Microsatellite isolation used a highly simplified and inexpensive protocol
based on (i) multiple enzyme digestion/ligation; (ii) mixed biotin-labeled
probes and streptavidin-coated magnetic bead hybridization capture strategy,
and (iii) a double-repeat-enrichment procedure. A genomic library,
double-enriched for inserts containing tetranucleotide repeat motifs
[(GACA)6, (GATA)7, (GGAT)5 and (GTAT)5], was constructed to increase the
chance of recovering SSR-containing sequences within DNA fragments. Amplified
enriched DNA was cloned and transformed into competent E. coli. Then,
positive clones were identified by 'white/blue plaque selection?. One hundred
and five colonies were PCR-screened for sequencing, and 72 of these were
found to have unique SSR inserts.
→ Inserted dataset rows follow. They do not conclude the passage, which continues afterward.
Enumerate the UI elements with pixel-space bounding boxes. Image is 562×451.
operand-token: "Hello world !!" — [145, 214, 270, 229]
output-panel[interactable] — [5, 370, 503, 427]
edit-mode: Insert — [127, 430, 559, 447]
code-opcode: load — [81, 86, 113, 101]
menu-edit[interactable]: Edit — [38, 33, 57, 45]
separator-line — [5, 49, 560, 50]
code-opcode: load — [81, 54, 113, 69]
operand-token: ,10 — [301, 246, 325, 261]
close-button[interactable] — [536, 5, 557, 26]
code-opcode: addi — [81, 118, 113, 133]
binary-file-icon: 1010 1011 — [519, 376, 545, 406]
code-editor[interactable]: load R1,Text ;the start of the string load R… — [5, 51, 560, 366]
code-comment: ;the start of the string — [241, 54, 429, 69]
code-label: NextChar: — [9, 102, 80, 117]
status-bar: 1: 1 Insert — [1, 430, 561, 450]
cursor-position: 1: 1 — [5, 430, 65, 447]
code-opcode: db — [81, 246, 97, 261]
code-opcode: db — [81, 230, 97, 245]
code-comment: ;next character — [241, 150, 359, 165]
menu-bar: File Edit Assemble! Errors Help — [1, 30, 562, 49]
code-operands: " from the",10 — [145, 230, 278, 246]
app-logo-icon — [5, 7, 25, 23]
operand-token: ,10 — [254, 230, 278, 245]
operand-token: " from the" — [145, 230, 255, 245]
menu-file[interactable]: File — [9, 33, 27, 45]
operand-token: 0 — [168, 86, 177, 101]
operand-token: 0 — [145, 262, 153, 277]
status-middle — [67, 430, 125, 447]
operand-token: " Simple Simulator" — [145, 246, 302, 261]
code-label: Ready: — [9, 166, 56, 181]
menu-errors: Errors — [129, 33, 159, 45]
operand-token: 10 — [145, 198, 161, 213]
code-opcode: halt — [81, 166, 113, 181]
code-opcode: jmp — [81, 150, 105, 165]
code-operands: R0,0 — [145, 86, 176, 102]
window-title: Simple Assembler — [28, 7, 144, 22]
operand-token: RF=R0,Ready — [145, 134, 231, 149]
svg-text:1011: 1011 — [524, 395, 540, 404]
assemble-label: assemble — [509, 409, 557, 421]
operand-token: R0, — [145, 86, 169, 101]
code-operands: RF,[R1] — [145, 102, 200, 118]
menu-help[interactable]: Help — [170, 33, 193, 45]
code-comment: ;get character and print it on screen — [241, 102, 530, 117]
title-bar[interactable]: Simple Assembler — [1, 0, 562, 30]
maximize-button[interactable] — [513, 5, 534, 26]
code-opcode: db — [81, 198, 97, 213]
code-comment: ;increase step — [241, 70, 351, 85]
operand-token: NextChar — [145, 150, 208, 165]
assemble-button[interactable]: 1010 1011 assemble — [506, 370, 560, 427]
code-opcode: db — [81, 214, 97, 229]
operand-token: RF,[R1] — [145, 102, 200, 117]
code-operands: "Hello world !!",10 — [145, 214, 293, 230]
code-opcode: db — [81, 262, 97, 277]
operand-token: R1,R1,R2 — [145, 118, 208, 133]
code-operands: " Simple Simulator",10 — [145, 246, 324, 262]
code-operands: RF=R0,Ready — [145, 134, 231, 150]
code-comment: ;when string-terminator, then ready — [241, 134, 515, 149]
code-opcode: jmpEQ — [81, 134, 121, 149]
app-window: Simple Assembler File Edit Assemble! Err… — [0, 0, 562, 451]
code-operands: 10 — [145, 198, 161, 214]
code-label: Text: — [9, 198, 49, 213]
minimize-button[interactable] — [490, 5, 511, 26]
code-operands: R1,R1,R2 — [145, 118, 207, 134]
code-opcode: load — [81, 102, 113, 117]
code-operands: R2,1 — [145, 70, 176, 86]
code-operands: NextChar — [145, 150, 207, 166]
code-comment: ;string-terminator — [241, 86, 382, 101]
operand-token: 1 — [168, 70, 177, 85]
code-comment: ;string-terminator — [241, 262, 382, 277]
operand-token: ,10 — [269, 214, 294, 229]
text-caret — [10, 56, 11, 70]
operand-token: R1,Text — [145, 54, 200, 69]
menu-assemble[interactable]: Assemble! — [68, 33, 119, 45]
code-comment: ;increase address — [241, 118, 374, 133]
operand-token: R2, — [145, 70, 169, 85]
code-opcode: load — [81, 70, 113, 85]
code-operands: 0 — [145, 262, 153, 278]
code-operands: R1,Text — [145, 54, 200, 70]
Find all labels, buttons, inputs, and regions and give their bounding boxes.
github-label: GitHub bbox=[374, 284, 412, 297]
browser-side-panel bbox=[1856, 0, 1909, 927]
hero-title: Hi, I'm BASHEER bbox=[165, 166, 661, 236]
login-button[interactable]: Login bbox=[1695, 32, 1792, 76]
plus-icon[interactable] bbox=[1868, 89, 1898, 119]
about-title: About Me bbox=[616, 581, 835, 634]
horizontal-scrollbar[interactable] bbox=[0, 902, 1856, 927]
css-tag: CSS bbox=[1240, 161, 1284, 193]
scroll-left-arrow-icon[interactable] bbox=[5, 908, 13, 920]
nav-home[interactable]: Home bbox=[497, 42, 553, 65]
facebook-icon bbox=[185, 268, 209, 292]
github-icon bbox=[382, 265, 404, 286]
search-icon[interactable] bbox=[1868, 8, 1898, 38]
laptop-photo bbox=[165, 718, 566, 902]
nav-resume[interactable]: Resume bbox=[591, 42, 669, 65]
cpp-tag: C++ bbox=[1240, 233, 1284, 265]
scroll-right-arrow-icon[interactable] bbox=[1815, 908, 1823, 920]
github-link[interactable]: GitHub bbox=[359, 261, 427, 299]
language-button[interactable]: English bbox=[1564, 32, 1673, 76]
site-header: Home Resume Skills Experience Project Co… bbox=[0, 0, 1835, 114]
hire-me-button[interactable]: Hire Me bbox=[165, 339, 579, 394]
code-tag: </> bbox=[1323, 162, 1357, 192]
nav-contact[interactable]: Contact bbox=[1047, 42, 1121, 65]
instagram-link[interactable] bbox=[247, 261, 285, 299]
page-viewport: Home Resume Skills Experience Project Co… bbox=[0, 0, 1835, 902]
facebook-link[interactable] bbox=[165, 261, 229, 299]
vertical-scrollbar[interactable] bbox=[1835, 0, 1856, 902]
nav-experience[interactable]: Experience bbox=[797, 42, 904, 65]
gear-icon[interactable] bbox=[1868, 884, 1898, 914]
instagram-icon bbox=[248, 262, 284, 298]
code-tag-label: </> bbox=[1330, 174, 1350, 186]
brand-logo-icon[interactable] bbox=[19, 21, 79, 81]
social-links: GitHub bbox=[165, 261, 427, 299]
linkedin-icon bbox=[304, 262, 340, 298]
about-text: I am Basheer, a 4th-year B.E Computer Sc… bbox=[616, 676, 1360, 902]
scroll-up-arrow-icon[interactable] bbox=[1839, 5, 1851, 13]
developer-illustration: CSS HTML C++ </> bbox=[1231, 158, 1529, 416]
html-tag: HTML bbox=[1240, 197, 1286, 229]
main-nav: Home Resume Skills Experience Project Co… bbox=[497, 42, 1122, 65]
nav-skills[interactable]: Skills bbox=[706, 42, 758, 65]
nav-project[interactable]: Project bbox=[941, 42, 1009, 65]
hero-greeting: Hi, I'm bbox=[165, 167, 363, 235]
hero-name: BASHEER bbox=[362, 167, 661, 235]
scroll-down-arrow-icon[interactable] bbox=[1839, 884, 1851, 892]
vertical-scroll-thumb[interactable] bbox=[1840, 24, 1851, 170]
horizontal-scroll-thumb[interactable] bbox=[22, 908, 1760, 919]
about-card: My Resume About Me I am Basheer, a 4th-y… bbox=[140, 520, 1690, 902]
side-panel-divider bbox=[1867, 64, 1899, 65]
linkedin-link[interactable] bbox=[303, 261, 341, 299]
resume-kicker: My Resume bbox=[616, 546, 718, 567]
Microsatellite motifs contained more than
five repeats, and most loci were found to have perfect tandem repeats
(51.4%), of which 94.4% were dinucleotide and 5.5% trinucleotide. Only 20% of
all loci were compound and 28.6% were imperfect repeats containing di-, tri-
and/or tetranucleotides. The high frequency of perfect repeat motifs after
enrichment is additional evidence of the importance of adopting this
procedure for the isolation of SSR. The novel 34 SSRs described in this study
are expected to be highly polymorphic and, therefore, useful in
population/stocks discrimination of this valuable mangrove species throughout
its range, currently subjected to excessive fishing efforts.